The 2011 budget announced that it was the Government’s intention, following the completion of a formal consultation on the issue later that year, to introduce from April 2012 a lower Inheritance Tax charge where a person dies leaving 10% or more of their estate to charity in their Will.
In the 2012 budget, which was delivered on the 21 March by the Chancellor of the Exchequer, George Osborne, it was confirmed that the reduced Inheritance Tax charge is set to apply for deaths which take place on or after 6 April 2012. The change in the law will be included as part of the Finance Act 2012 which is set to be enacted later this year.
What is the change?
If you leave 10% or more of your estate to a charity in your Will, and your estate is subject to inheritance tax upon your death, then a reduced tax rate of 36% (otherwise 40%) will apply on the value of your estate not passing to charity.
Is the change that simple?
As with a number of previous amendments to the tax rules, its practical application is likely to be complicated by the legislation which is introduced to support it.
The proposal is that for the purposes of the ’10% charitable test’, a deceased’s estate will be divided into three separate components which will be known as the ‘survivorship component’, ‘settled property component’ and the ‘general component’.
The general component relates to the deceased’s ‘free estate’. The survivorship and settled property components take into account assets that do not pass by the deceased’s Will but are aggregated with the value of the deceased’s free estate for Inheritance Tax purposes. The Government has decided that the reduced Inheritance Tax rate should not apply to assets in which the deceased had reserved a benefit due to the fact they do not devolve on the deceased’s death.
The lower Inheritance Tax rate applies if the 10% charitable test is satisfied in respect of any component of the deceased’s estate.
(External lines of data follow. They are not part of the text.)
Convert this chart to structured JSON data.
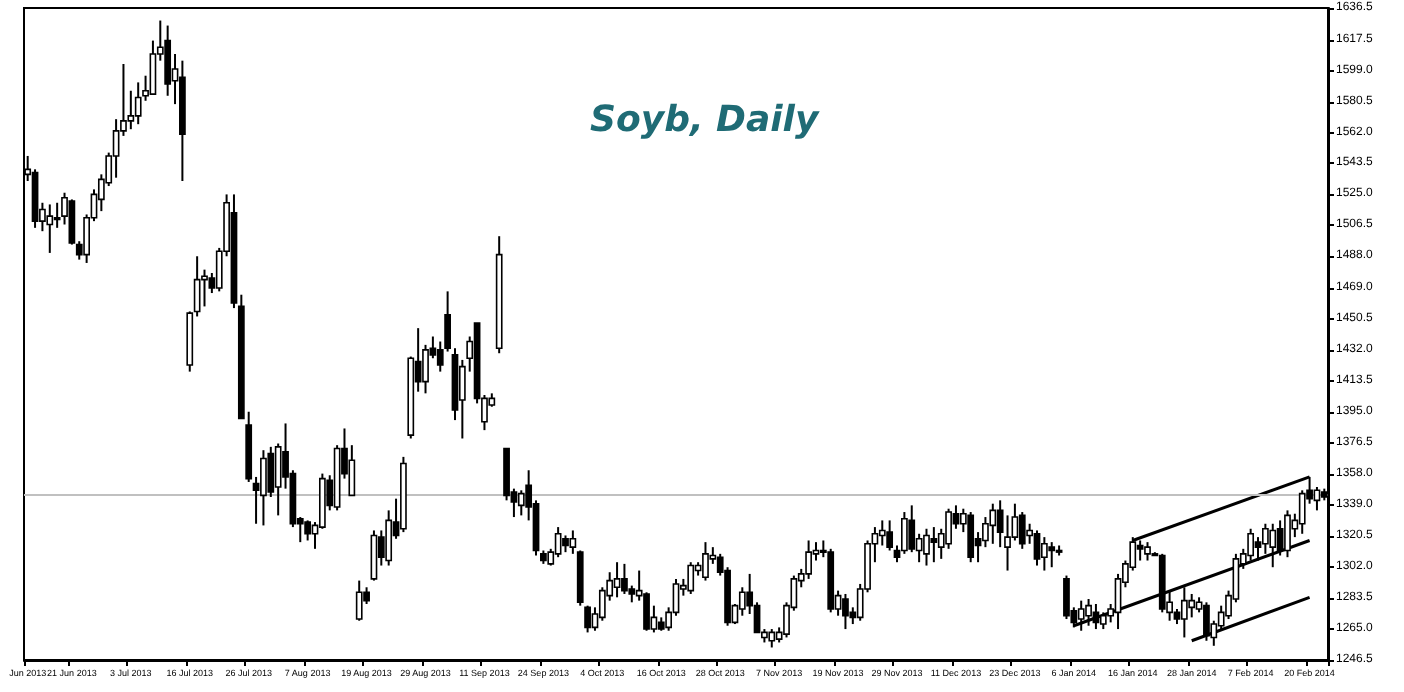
{
  "chart_data": {
    "type": "candlestick",
    "title": "Soyb, Daily",
    "categories": [
      "Jun 2013",
      null,
      null,
      null,
      null,
      null,
      "21 Jun 2013",
      null,
      null,
      null,
      null,
      null,
      null,
      null,
      "3 Jul 2013",
      null,
      null,
      null,
      null,
      null,
      null,
      null,
      "16 Jul 2013",
      null,
      null,
      null,
      null,
      null,
      null,
      null,
      "26 Jul 2013",
      null,
      null,
      null,
      null,
      null,
      null,
      null,
      "7 Aug 2013",
      null,
      null,
      null,
      null,
      null,
      null,
      null,
      "19 Aug 2013",
      null,
      null,
      null,
      null,
      null,
      null,
      null,
      "29 Aug 2013",
      null,
      null,
      null,
      null,
      null,
      null,
      null,
      "11 Sep 2013",
      null,
      null,
      null,
      null,
      null,
      null,
      null,
      "24 Sep 2013",
      null,
      null,
      null,
      null,
      null,
      null,
      null,
      "4 Oct 2013",
      null,
      null,
      null,
      null,
      null,
      null,
      null,
      "16 Oct 2013",
      null,
      null,
      null,
      null,
      null,
      null,
      null,
      "28 Oct 2013",
      null,
      null,
      null,
      null,
      null,
      null,
      null,
      "7 Nov 2013",
      null,
      null,
      null,
      null,
      null,
      null,
      null,
      "19 Nov 2013",
      null,
      null,
      null,
      null,
      null,
      null,
      null,
      "29 Nov 2013",
      null,
      null,
      null,
      null,
      null,
      null,
      null,
      "11 Dec 2013",
      null,
      null,
      null,
      null,
      null,
      null,
      null,
      "23 Dec 2013",
      null,
      null,
      null,
      null,
      null,
      null,
      null,
      "6 Jan 2014",
      null,
      null,
      null,
      null,
      null,
      null,
      null,
      "16 Jan 2014",
      null,
      null,
      null,
      null,
      null,
      null,
      null,
      "28 Jan 2014",
      null,
      null,
      null,
      null,
      null,
      null,
      null,
      "7 Feb 2014",
      null,
      null,
      null,
      null,
      null,
      null,
      null,
      "20 Feb 2014",
      null,
      null
    ],
    "ohlc": [
      [
        1537,
        1548,
        1533,
        1540
      ],
      [
        1538,
        1540,
        1505,
        1509
      ],
      [
        1509,
        1520,
        1503,
        1516
      ],
      [
        1507,
        1519,
        1490,
        1512
      ],
      [
        1511,
        1520,
        1505,
        1511
      ],
      [
        1512,
        1526,
        1507,
        1523
      ],
      [
        1521,
        1522,
        1495,
        1496
      ],
      [
        1495,
        1497,
        1486,
        1489
      ],
      [
        1489,
        1513,
        1484,
        1511
      ],
      [
        1511,
        1528,
        1509,
        1525
      ],
      [
        1522,
        1537,
        1515,
        1534
      ],
      [
        1532,
        1550,
        1530,
        1548
      ],
      [
        1548,
        1570,
        1535,
        1563
      ],
      [
        1563,
        1603,
        1560,
        1569
      ],
      [
        1569,
        1587,
        1564,
        1572
      ],
      [
        1572,
        1592,
        1567,
        1583
      ],
      [
        1584,
        1596,
        1581,
        1587
      ],
      [
        1585,
        1617,
        1585,
        1609
      ],
      [
        1609,
        1629,
        1605,
        1613
      ],
      [
        1617,
        1626,
        1584,
        1591
      ],
      [
        1593,
        1609,
        1579,
        1600
      ],
      [
        1595,
        1605,
        1533,
        1561
      ],
      [
        1423,
        1455,
        1419,
        1454
      ],
      [
        1455,
        1488,
        1452,
        1474
      ],
      [
        1474,
        1480,
        1458,
        1476
      ],
      [
        1475,
        1478,
        1466,
        1469
      ],
      [
        1469,
        1493,
        1467,
        1491
      ],
      [
        1491,
        1525,
        1488,
        1520
      ],
      [
        1514,
        1525,
        1457,
        1460
      ],
      [
        1458,
        1465,
        1391,
        1391
      ],
      [
        1387,
        1395,
        1353,
        1355
      ],
      [
        1352,
        1356,
        1328,
        1348
      ],
      [
        1345,
        1372,
        1327,
        1367
      ],
      [
        1370,
        1374,
        1344,
        1347
      ],
      [
        1350,
        1376,
        1333,
        1374
      ],
      [
        1371,
        1388,
        1349,
        1356
      ],
      [
        1358,
        1360,
        1326,
        1328
      ],
      [
        1331,
        1332,
        1317,
        1328
      ],
      [
        1329,
        1330,
        1318,
        1322
      ],
      [
        1322,
        1329,
        1313,
        1327
      ],
      [
        1326,
        1358,
        1325,
        1355
      ],
      [
        1354,
        1357,
        1336,
        1339
      ],
      [
        1338,
        1375,
        1336,
        1373
      ],
      [
        1373,
        1385,
        1355,
        1358
      ],
      [
        1345,
        1375,
        1345,
        1366
      ],
      [
        1271,
        1294,
        1270,
        1287
      ],
      [
        1287,
        1290,
        1280,
        1282
      ],
      [
        1295,
        1324,
        1294,
        1321
      ],
      [
        1320,
        1324,
        1303,
        1308
      ],
      [
        1306,
        1336,
        1303,
        1330
      ],
      [
        1329,
        1343,
        1319,
        1321
      ],
      [
        1325,
        1368,
        1323,
        1364
      ],
      [
        1381,
        1428,
        1379,
        1427
      ],
      [
        1425,
        1445,
        1407,
        1413
      ],
      [
        1413,
        1435,
        1406,
        1432
      ],
      [
        1433,
        1440,
        1427,
        1429
      ],
      [
        1432,
        1437,
        1419,
        1423
      ],
      [
        1453,
        1467,
        1431,
        1433
      ],
      [
        1429,
        1433,
        1390,
        1396
      ],
      [
        1402,
        1426,
        1379,
        1422
      ],
      [
        1427,
        1440,
        1419,
        1437
      ],
      [
        1448,
        1448,
        1400,
        1403
      ],
      [
        1389,
        1405,
        1384,
        1403
      ],
      [
        1399,
        1406,
        1398,
        1403
      ],
      [
        1433,
        1500,
        1430,
        1489
      ],
      [
        1373,
        1373,
        1342,
        1345
      ],
      [
        1347,
        1349,
        1332,
        1341
      ],
      [
        1339,
        1348,
        1333,
        1346
      ],
      [
        1351,
        1360,
        1330,
        1338
      ],
      [
        1340,
        1342,
        1309,
        1312
      ],
      [
        1310,
        1312,
        1304,
        1306
      ],
      [
        1304,
        1313,
        1303,
        1311
      ],
      [
        1310,
        1326,
        1308,
        1322
      ],
      [
        1319,
        1321,
        1311,
        1315
      ],
      [
        1314,
        1324,
        1310,
        1319
      ],
      [
        1311,
        1312,
        1279,
        1281
      ],
      [
        1278,
        1279,
        1263,
        1266
      ],
      [
        1266,
        1278,
        1264,
        1274
      ],
      [
        1272,
        1290,
        1270,
        1288
      ],
      [
        1285,
        1299,
        1282,
        1294
      ],
      [
        1290,
        1305,
        1284,
        1295
      ],
      [
        1295,
        1304,
        1286,
        1288
      ],
      [
        1289,
        1291,
        1281,
        1286
      ],
      [
        1285,
        1300,
        1282,
        1288
      ],
      [
        1286,
        1287,
        1264,
        1265
      ],
      [
        1265,
        1279,
        1263,
        1272
      ],
      [
        1269,
        1272,
        1264,
        1265
      ],
      [
        1266,
        1278,
        1264,
        1275
      ],
      [
        1275,
        1295,
        1273,
        1292
      ],
      [
        1289,
        1295,
        1285,
        1291
      ],
      [
        1288,
        1305,
        1286,
        1303
      ],
      [
        1300,
        1305,
        1297,
        1303
      ],
      [
        1296,
        1317,
        1294,
        1310
      ],
      [
        1307,
        1314,
        1304,
        1309
      ],
      [
        1308,
        1310,
        1297,
        1299
      ],
      [
        1300,
        1302,
        1267,
        1269
      ],
      [
        1269,
        1280,
        1268,
        1279
      ],
      [
        1277,
        1290,
        1273,
        1287
      ],
      [
        1287,
        1298,
        1274,
        1279
      ],
      [
        1279,
        1281,
        1263,
        1263
      ],
      [
        1260,
        1265,
        1257,
        1263
      ],
      [
        1258,
        1265,
        1254,
        1263
      ],
      [
        1259,
        1266,
        1257,
        1263
      ],
      [
        1262,
        1281,
        1260,
        1279
      ],
      [
        1278,
        1297,
        1276,
        1295
      ],
      [
        1294,
        1301,
        1290,
        1298
      ],
      [
        1298,
        1318,
        1295,
        1311
      ],
      [
        1310,
        1317,
        1306,
        1312
      ],
      [
        1312,
        1318,
        1308,
        1311
      ],
      [
        1311,
        1313,
        1275,
        1277
      ],
      [
        1277,
        1288,
        1273,
        1285
      ],
      [
        1283,
        1286,
        1265,
        1273
      ],
      [
        1275,
        1278,
        1268,
        1272
      ],
      [
        1272,
        1292,
        1270,
        1289
      ],
      [
        1289,
        1318,
        1287,
        1316
      ],
      [
        1316,
        1326,
        1305,
        1322
      ],
      [
        1321,
        1330,
        1315,
        1324
      ],
      [
        1323,
        1330,
        1312,
        1314
      ],
      [
        1312,
        1315,
        1305,
        1308
      ],
      [
        1312,
        1335,
        1310,
        1331
      ],
      [
        1330,
        1339,
        1311,
        1313
      ],
      [
        1312,
        1322,
        1305,
        1319
      ],
      [
        1310,
        1325,
        1303,
        1321
      ],
      [
        1319,
        1326,
        1305,
        1317
      ],
      [
        1314,
        1325,
        1307,
        1322
      ],
      [
        1316,
        1337,
        1313,
        1335
      ],
      [
        1334,
        1339,
        1325,
        1328
      ],
      [
        1328,
        1337,
        1323,
        1334
      ],
      [
        1333,
        1335,
        1305,
        1308
      ],
      [
        1319,
        1323,
        1305,
        1315
      ],
      [
        1318,
        1332,
        1314,
        1328
      ],
      [
        1327,
        1340,
        1316,
        1336
      ],
      [
        1336,
        1342,
        1314,
        1323
      ],
      [
        1314,
        1333,
        1300,
        1320
      ],
      [
        1320,
        1340,
        1318,
        1332
      ],
      [
        1333,
        1335,
        1313,
        1316
      ],
      [
        1321,
        1328,
        1316,
        1324
      ],
      [
        1322,
        1324,
        1303,
        1307
      ],
      [
        1308,
        1320,
        1300,
        1316
      ],
      [
        1314,
        1317,
        1302,
        1312
      ],
      [
        1312,
        1315,
        1309,
        1312
      ],
      [
        1295,
        1297,
        1271,
        1273
      ],
      [
        1276,
        1278,
        1266,
        1269
      ],
      [
        1271,
        1282,
        1264,
        1277
      ],
      [
        1273,
        1283,
        1267,
        1279
      ],
      [
        1275,
        1280,
        1265,
        1269
      ],
      [
        1268,
        1275,
        1265,
        1273
      ],
      [
        1273,
        1280,
        1269,
        1277
      ],
      [
        1275,
        1298,
        1265,
        1295
      ],
      [
        1293,
        1306,
        1290,
        1304
      ],
      [
        1302,
        1320,
        1300,
        1317
      ],
      [
        1315,
        1318,
        1306,
        1313
      ],
      [
        1310,
        1317,
        1306,
        1314
      ],
      [
        1310,
        1311,
        1309,
        1310
      ],
      [
        1309,
        1310,
        1275,
        1277
      ],
      [
        1275,
        1288,
        1270,
        1281
      ],
      [
        1275,
        1277,
        1268,
        1271
      ],
      [
        1271,
        1290,
        1260,
        1282
      ],
      [
        1278,
        1286,
        1272,
        1282
      ],
      [
        1277,
        1284,
        1275,
        1281
      ],
      [
        1279,
        1281,
        1258,
        1261
      ],
      [
        1260,
        1270,
        1255,
        1268
      ],
      [
        1267,
        1279,
        1265,
        1275
      ],
      [
        1273,
        1288,
        1271,
        1285
      ],
      [
        1283,
        1310,
        1281,
        1307
      ],
      [
        1304,
        1313,
        1301,
        1310
      ],
      [
        1309,
        1325,
        1306,
        1322
      ],
      [
        1317,
        1320,
        1306,
        1314
      ],
      [
        1316,
        1328,
        1310,
        1325
      ],
      [
        1314,
        1328,
        1302,
        1324
      ],
      [
        1325,
        1330,
        1309,
        1312
      ],
      [
        1312,
        1336,
        1308,
        1333
      ],
      [
        1325,
        1334,
        1320,
        1330
      ],
      [
        1328,
        1348,
        1322,
        1346
      ],
      [
        1348,
        1356,
        1340,
        1343
      ],
      [
        1342,
        1350,
        1336,
        1348
      ],
      [
        1347,
        1349,
        1342,
        1344
      ]
    ],
    "series": [
      {
        "type": "line",
        "color": "#000000",
        "x": [
          "16 Jan 2014",
          "20 Feb 2014"
        ],
        "values": [
          1318,
          1356
        ]
      },
      {
        "type": "line",
        "color": "#000000",
        "x": [
          "6 Jan 2014",
          "20 Feb 2014"
        ],
        "values": [
          1267,
          1318
        ]
      },
      {
        "type": "line",
        "color": "#000000",
        "x": [
          "28 Jan 2014",
          "20 Feb 2014"
        ],
        "values": [
          1258,
          1284
        ]
      }
    ],
    "ylim": [
      1246.5,
      1636.5
    ],
    "yticks": [
      1246.5,
      {
        "value": 1265,
        "label": "1265.0"
      },
      1283.5,
      {
        "value": 1302,
        "label": "1302.0"
      },
      1320.5,
      {
        "value": 1339,
        "label": "1339.0"
      },
      {
        "value": 1358,
        "label": "1358.0"
      },
      1376.5,
      {
        "value": 1395,
        "label": "1395.0"
      },
      1413.5,
      {
        "value": 1432,
        "label": "1432.0"
      },
      1450.5,
      {
        "value": 1469,
        "label": "1469.0"
      },
      {
        "value": 1488,
        "label": "1488.0"
      },
      1506.5,
      {
        "value": 1525,
        "label": "1525.0"
      },
      1543.5,
      {
        "value": 1562,
        "label": "1562.0"
      },
      1580.5,
      {
        "value": 1599,
        "label": "1599.0"
      },
      1617.5,
      1636.5
    ],
    "ref_lines": [
      {
        "axis": "y",
        "value": 1345,
        "color": "#c0c0c0"
      }
    ],
    "grid": false
  }
}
Unfortunately the proposal is that the lower tax rate will be administered on an ‘all or nothing’ basis. As a result, there will be no sliding scale of relief for estates which fall just short of the requirements.
How will it be calculated?
For each of the three components, the test compares the ‘donated amount’ against the ‘baseline amount’. The baseline amount is the value of the assets in the estate in that component less any available nil rate band, all exemptions (other than charity) and reliefs, such as Agricultural Relief and Business Property Relief.
If the donated amount is equal to, or more than, 10% of the value of the baseline amount of a particular component of the estate then the lower IHT rate applies to that component.
If, when each component of the estate is considered in isolation, the lower IHT rate does not apply there, is the option to merge a component of the estate with one or both of the remaining components to which the 10% test can then be applied. If upon such a merger the 10% test is satisfied the lower tax rate can then be claimed.
Is there an opt out?
Rather interestingly, the Government has included the ability to opt out of the lower tax rate if the decision is taken that the administrative burden, and costs of making such a claim, would be overly onerous on the estate. The beneficiaries of the Will would be required to provide their consent to any opt out if they were to be financially disadvantaged as a result.
What are the views of the charities to the change?
It is clear that the Government’s motive behind the change in the law is to encourage increased charitable donations. However, there is a concern amongst some charities that the lower Inheritance Tax charge, when coupled with the proposed amendments that are set to take effect next year to the income tax relief regime, may actually lead to donors opting to benefit charities on death rather than through their lifetime. If this were to happen then it could cause a serious funding gap for many of the country’s charities.